Actions citoyennes : quand les Tunisiens se mobilisent sur Facebook

Chaque dimanche de fin de mois, des centaines de Tunisiens descendent dans les rues… pour les nettoyer. Depuis plusieurs mois, les internautes s’organisent sur les réseaux sociaux pour pallier l’inaction du gouvernement et des municipalités dans plusieurs domaines, avec pour seuls mots d’ordre : propreté, solidarité et civisme.

Naiziha Gouider dans une action de mobilisation des Tunisiens  pour le ramassage des déchets. © Neziha Gouider-Khouja/groupe Facebook  » On a été embêté « 

Naiziha Gouider dans une action de mobilisation des Tunisiens pour le ramassage des déchets. © Neziha Gouider-Khouja/groupe Facebook  » On a été embêté « 

Publié le 25 décembre 2015 Lecture : 5 minutes.

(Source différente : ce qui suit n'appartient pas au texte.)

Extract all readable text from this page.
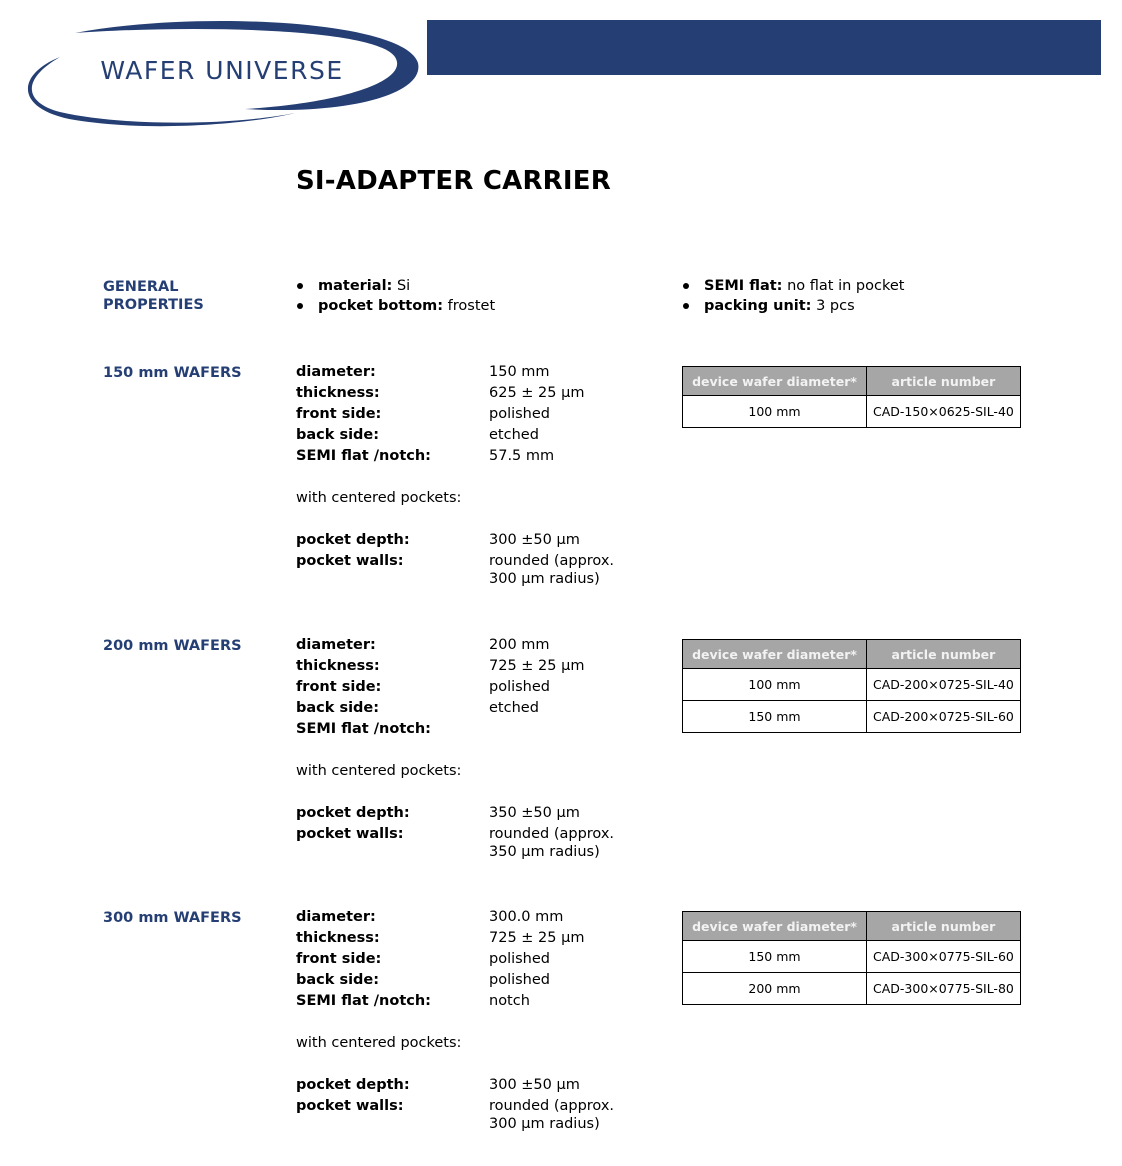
WAFER UNIVERSE
SI-ADAPTER CARRIER
GENERAL
PROPERTIES
material: Si
pocket bottom: frostet
SEMI flat: no flat in pocket
packing unit: 3 pcs
150 mm WAFERS	diameter:	150 mm
thickness:	625 ± 25 µm
front side:	polished
back side:	etched
SEMI flat /notch:	57.5 mm
with centered pockets:
pocket depth:	300 ±50 µm
pocket walls:	rounded (approx.
300 µm radius)
device wafer diameter*	article number
100 mm	CAD-150×0625-SIL-40
200 mm WAFERS	diameter:	200 mm
thickness:	725 ± 25 µm
front side:	polished
back side:	etched
SEMI flat /notch:
with centered pockets:
pocket depth:	350 ±50 µm
pocket walls:	rounded (approx.
350 µm radius)
device wafer diameter*	article number
100 mm	CAD-200×0725-SIL-40
150 mm	CAD-200×0725-SIL-60
300 mm WAFERS	diameter:	300.0 mm
thickness:	725 ± 25 µm
front side:	polished
back side:	polished
SEMI flat /notch:	notch
with centered pockets:
pocket depth:	300 ±50 µm
pocket walls:	rounded (approx.
300 µm radius)
device wafer diameter*	article number
150 mm	CAD-300×0775-SIL-60
200 mm	CAD-300×0775-SIL-80
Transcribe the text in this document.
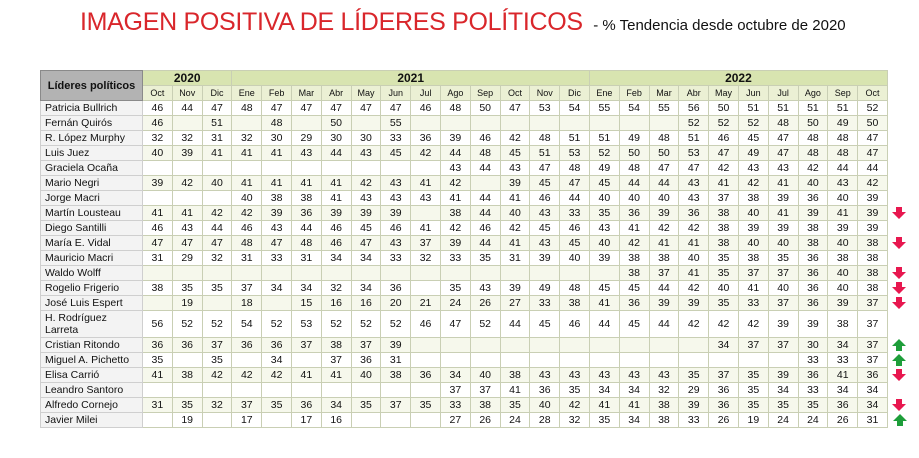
IMAGEN POSITIVA DE LÍDERES POLÍTICOS - % Tendencia desde octubre de 2020
Líderes políticos	2020			2021												2022										
	Oct	Nov	Dic	Ene	Feb	Mar	Abr	May	Jun	Jul	Ago	Sep	Oct	Nov	Dic	Ene	Feb	Mar	Abr	May	Jun	Jul	Ago	Sep	Oct	
Patricia Bullrich	46	44	47	48	47	47	47	47	47	46	48	50	47	53	54	55	54	55	56	50	51	51	51	51	52	
Fernán Quirós	46		51		48		50		55										52	52	52	48	50	49	50	
R. López Murphy	32	32	31	32	30	29	30	30	33	36	39	46	42	48	51	51	49	48	51	46	45	47	48	48	47	
Luis Juez	40	39	41	41	41	43	44	43	45	42	44	48	45	51	53	52	50	50	53	47	49	47	48	48	47	
Graciela Ocaña											43	44	43	47	48	49	48	47	47	42	43	43	42	44	44	
Mario Negri	39	42	40	41	41	41	41	42	43	41	42		39	45	47	45	44	44	43	41	42	41	40	43	42	
Jorge Macri				40	38	38	41	43	43	43	41	44	41	46	44	40	40	40	43	37	38	39	36	40	39	
Martín Lousteau	41	41	42	42	39	36	39	39	39		38	44	40	43	33	35	36	39	36	38	40	41	39	41	39	
Diego Santilli	46	43	44	46	43	44	46	45	46	41	42	46	42	45	46	43	41	42	42	38	39	39	38	39	39	
María E. Vidal	47	47	47	48	47	48	46	47	43	37	39	44	41	43	45	40	42	41	41	38	40	40	38	40	38	
Mauricio Macri	31	29	32	31	33	31	34	34	33	32	33	35	31	39	40	39	38	38	40	35	38	35	36	38	38	
Waldo Wolff																	38	37	41	35	37	37	36	40	38	
Rogelio Frigerio	38	35	35	37	34	34	32	34	36		35	43	39	49	48	45	45	44	42	40	41	40	36	40	38	
José Luis Espert		19		18		15	16	16	20	21	24	26	27	33	38	41	36	39	39	35	33	37	36	39	37	
H. Rodríguez Larreta	56	52	52	54	52	53	52	52	52	46	47	52	44	45	46	44	45	44	42	42	42	39	39	38	37	
Cristian Ritondo	36	36	37	36	36	37	38	37	39											34	37	37	30	34	37	
Miguel A. Pichetto	35		35		34		37	36	31														33	33	37	
Elisa Carrió	41	38	42	42	42	41	41	40	38	36	34	40	38	43	43	43	43	43	35	37	35	39	36	41	36	
Leandro Santoro											37	37	41	36	35	34	34	32	29	36	35	34	33	34	34	
Alfredo Cornejo	31	35	32	37	35	36	34	35	37	35	33	38	35	40	42	41	41	38	39	36	35	35	35	36	34	
Javier Milei		19		17		17	16				27	26	24	28	32	35	34	38	33	26	19	24	24	26	31	
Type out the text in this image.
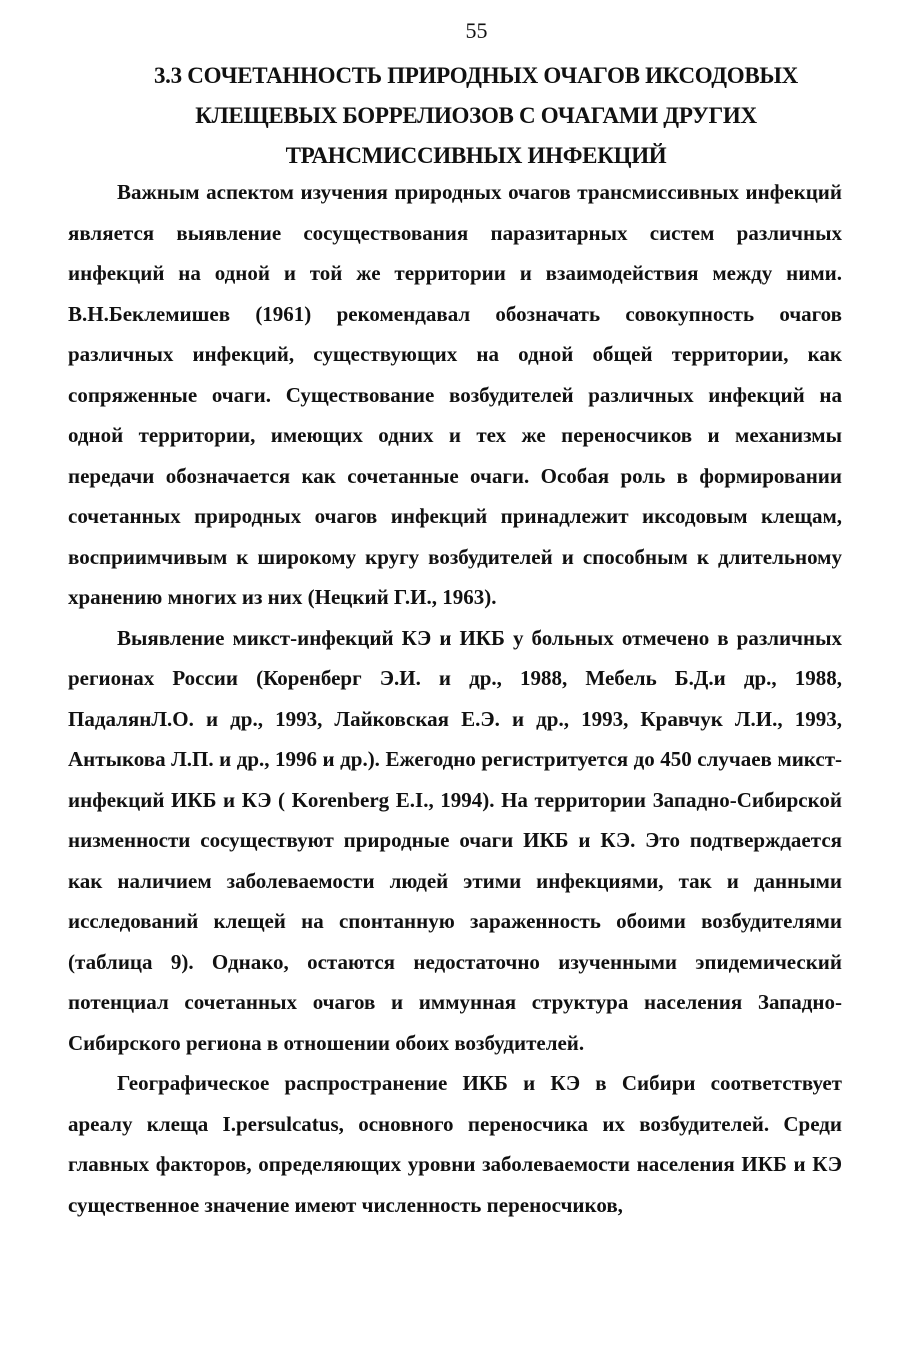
55
3.3 СОЧЕТАННОСТЬ ПРИРОДНЫХ ОЧАГОВ ИКСОДОВЫХ
КЛЕЩЕВЫХ БОРРЕЛИОЗОВ С ОЧАГАМИ ДРУГИХ
ТРАНСМИССИВНЫХ ИНФЕКЦИЙ

Важным аспектом изучения природных очагов трансмиссивных инфекций является выявление сосуществования паразитарных систем различных инфекций на одной и той же территории и взаимодействия между ними. В.Н.Беклемишев (1961) рекомендавал обозначать совокупность очагов различных инфекций, существующих на одной общей территории, как сопряженные очаги. Существование возбудителей различных инфекций на одной территории, имеющих одних и тех же переносчиков и механизмы передачи обозначается как сочетанные очаги. Особая роль в формировании сочетанных природных очагов инфекций принадлежит иксодовым клещам, восприимчивым к широкому кругу возбудителей и способным к длительному хранению многих из них (Нецкий Г.И., 1963).

Выявление микст-инфекций КЭ и ИКБ у больных отмечено в различных регионах России (Коренберг Э.И. и др., 1988, Мебель Б.Д.и др., 1988, ПадалянЛ.О. и др., 1993, Лайковская Е.Э. и др., 1993, Кравчук Л.И., 1993, Антыкова Л.П. и др., 1996 и др.). Ежегодно регистритуется до 450 случаев микст-инфекций ИКБ и КЭ ( Korenberg E.I., 1994). На территории Западно-Сибирской низменности сосуществуют природные очаги ИКБ и КЭ. Это подтверждается как наличием заболеваемости людей этими инфекциями, так и данными исследований клещей на спонтанную зараженность обоими возбудителями (таблица 9). Однако, остаются недостаточно изученными эпидемический потенциал сочетанных очагов и иммунная структура населения Западно-Сибирского региона в отношении обоих возбудителей.

Географическое распространение ИКБ и КЭ в Сибири соответствует ареалу клеща I.persulcatus, основного переносчика их возбудителей. Среди главных факторов, определяющих уровни заболеваемости населения ИКБ и КЭ существенное значение имеют численность переносчиков,
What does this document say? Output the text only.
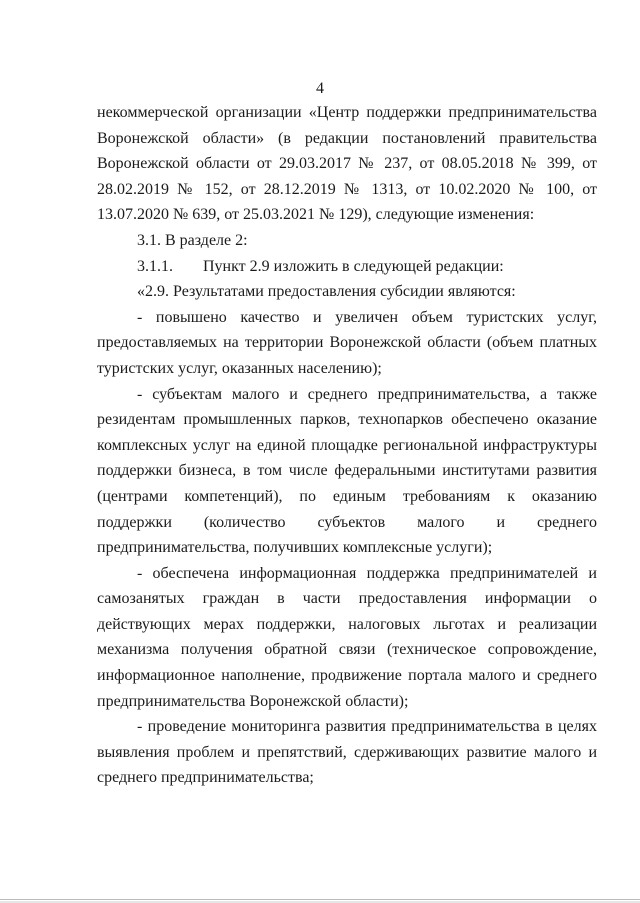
4

некоммерческой организации «Центр поддержки предпринимательства Воронежской области» (в редакции постановлений правительства Воронежской области от 29.03.2017 № 237, от 08.05.2018 № 399, от 28.02.2019 № 152, от 28.12.2019 № 1313, от 10.02.2020 № 100, от 13.07.2020 № 639, от 25.03.2021 № 129), следующие изменения:

3.1. В разделе 2:

3.1.1. Пункт 2.9 изложить в следующей редакции:

«2.9. Результатами предоставления субсидии являются:

- повышено качество и увеличен объем туристских услуг, предоставляемых на территории Воронежской области (объем платных туристских услуг, оказанных населению);

- субъектам малого и среднего предпринимательства, а также резидентам промышленных парков, технопарков обеспечено оказание комплексных услуг на единой площадке региональной инфраструктуры поддержки бизнеса, в том числе федеральными институтами развития (центрами компетенций), по единым требованиям к оказанию поддержки (количество субъектов малого и среднего предпринимательства, получивших комплексные услуги);

- обеспечена информационная поддержка предпринимателей и самозанятых граждан в части предоставления информации о действующих мерах поддержки, налоговых льготах и реализации механизма получения обратной связи (техническое сопровождение, информационное наполнение, продвижение портала малого и среднего предпринимательства Воронежской области);

- проведение мониторинга развития предпринимательства в целях выявления проблем и препятствий, сдерживающих развитие малого и среднего предпринимательства;
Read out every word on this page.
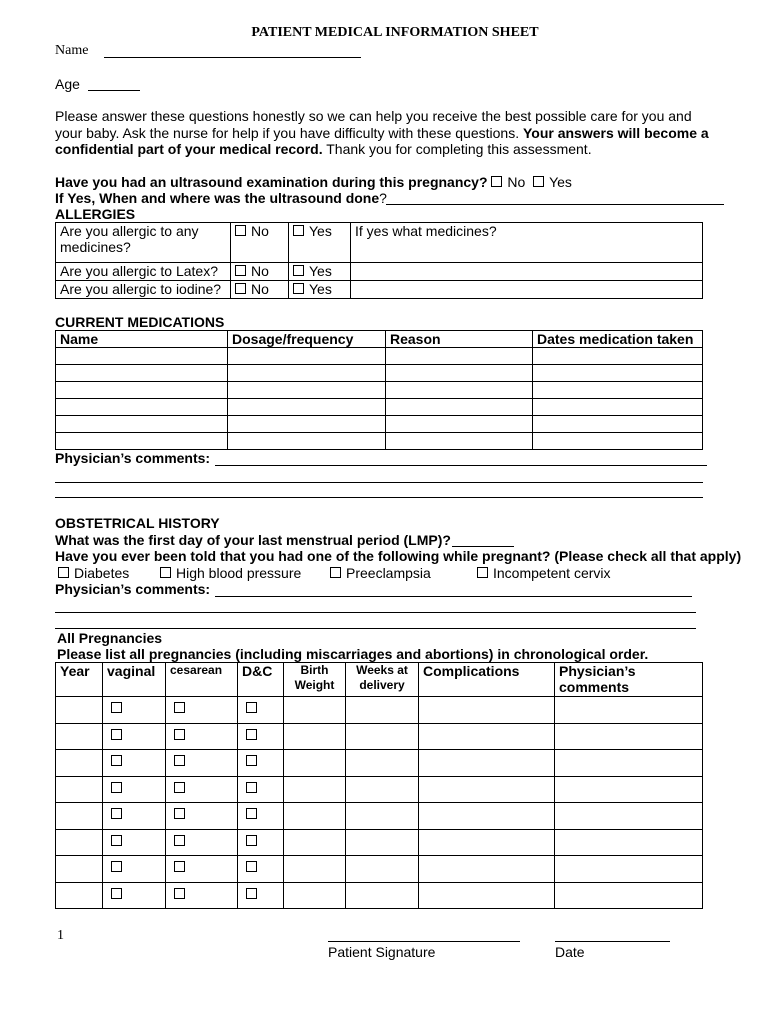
PATIENT MEDICAL INFORMATION SHEET
Name
Age
Please answer these questions honestly so we can help you receive the best possible care for you and your baby. Ask the nurse for help if you have difficulty with these questions. Your answers will become a confidential part of your medical record. Thank you for completing this assessment.
Have you had an ultrasound examination during this pregnancy? No Yes
If Yes, When and where was the ultrasound done?
ALLERGIES
Are you allergic to any medicines?	No	Yes	If yes what medicines?
Are you allergic to Latex?	No	Yes	
Are you allergic to iodine?	No	Yes	
CURRENT MEDICATIONS
Name	Dosage/frequency	Reason	Dates medication taken

Physician’s comments:
OBSTETRICAL HISTORY
What was the first day of your last menstrual period (LMP)?
Have you ever been told that you had one of the following while pregnant? (Please check all that apply)
Diabetes	High blood pressure	Preeclampsia	Incompetent cervix
Physician’s comments:
All Pregnancies
Please list all pregnancies (including miscarriages and abortions) in chronological order.
Year	vaginal	cesarean	D&C	Birth Weight	Weeks at delivery	Complications	Physician’s comments

1
Patient Signature	Date
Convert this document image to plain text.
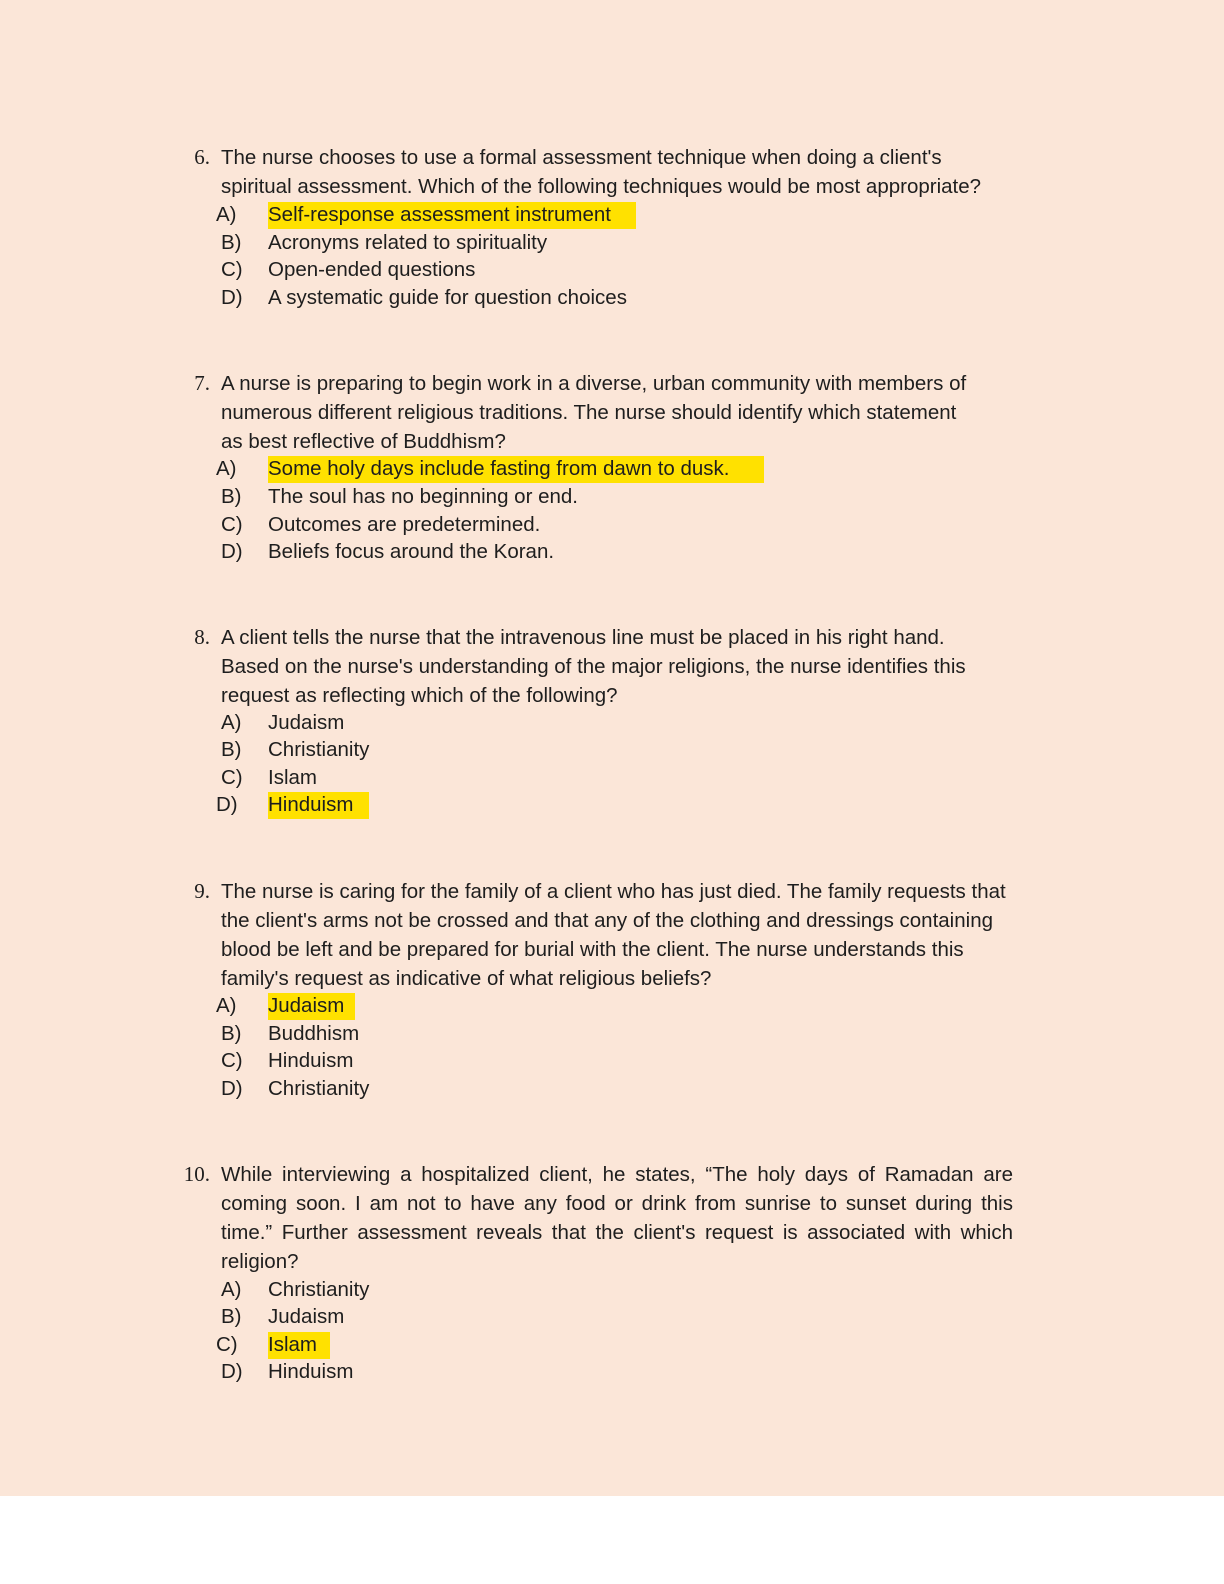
6. The nurse chooses to use a formal assessment technique when doing a client's
spiritual assessment. Which of the following techniques would be most appropriate?
A) Self-response assessment instrument
B) Acronyms related to spirituality
C) Open-ended questions
D) A systematic guide for question choices
7. A nurse is preparing to begin work in a diverse, urban community with members of
numerous different religious traditions. The nurse should identify which statement
as best reflective of Buddhism?
A) Some holy days include fasting from dawn to dusk.
B) The soul has no beginning or end.
C) Outcomes are predetermined.
D) Beliefs focus around the Koran.
8. A client tells the nurse that the intravenous line must be placed in his right hand.
Based on the nurse's understanding of the major religions, the nurse identifies this
request as reflecting which of the following?
A) Judaism
B) Christianity
C) Islam
D) Hinduism
9. The nurse is caring for the family of a client who has just died. The family requests that
the client's arms not be crossed and that any of the clothing and dressings containing
blood be left and be prepared for burial with the client. The nurse understands this
family's request as indicative of what religious beliefs?
A) Judaism
B) Buddhism
C) Hinduism
D) Christianity
10. While interviewing a hospitalized client, he states, “The holy days of Ramadan are coming soon. I am not to have any food or drink from sunrise to sunset during this time.” Further assessment reveals that the client's request is associated with which religion?
A) Christianity
B) Judaism
C) Islam
D) Hinduism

Face à la lenteur de l’administration, à l’inaction du gouvernement ou même au « je-m’en-foutisme » des citoyens lambda, des Tunisiens ont décidé de prendre leur environnement en main. Tout a commencé il y a quelques mois, à travers des groupes de mobilisation qui se sont formés sur Facebook avec divers objectifs : nettoyer les rues, dire stop aux constructions anarchiques, protéger le patrimoine architectural ou encore recueillir les animaux errants…

À coup de « likes », de partages et de hashtags, la révolution citoyenne 2.0 s’est mise en marche en Tunisie. Les internautes l’ont bien compris : on n’est jamais mieux servis que par soi-même, d’autant que le problème des déchets dans le pays ne date pas d’hier. Ce qui est nouveau, en revanche, c’est bien cette réaction des Tunisiens pour y remédier.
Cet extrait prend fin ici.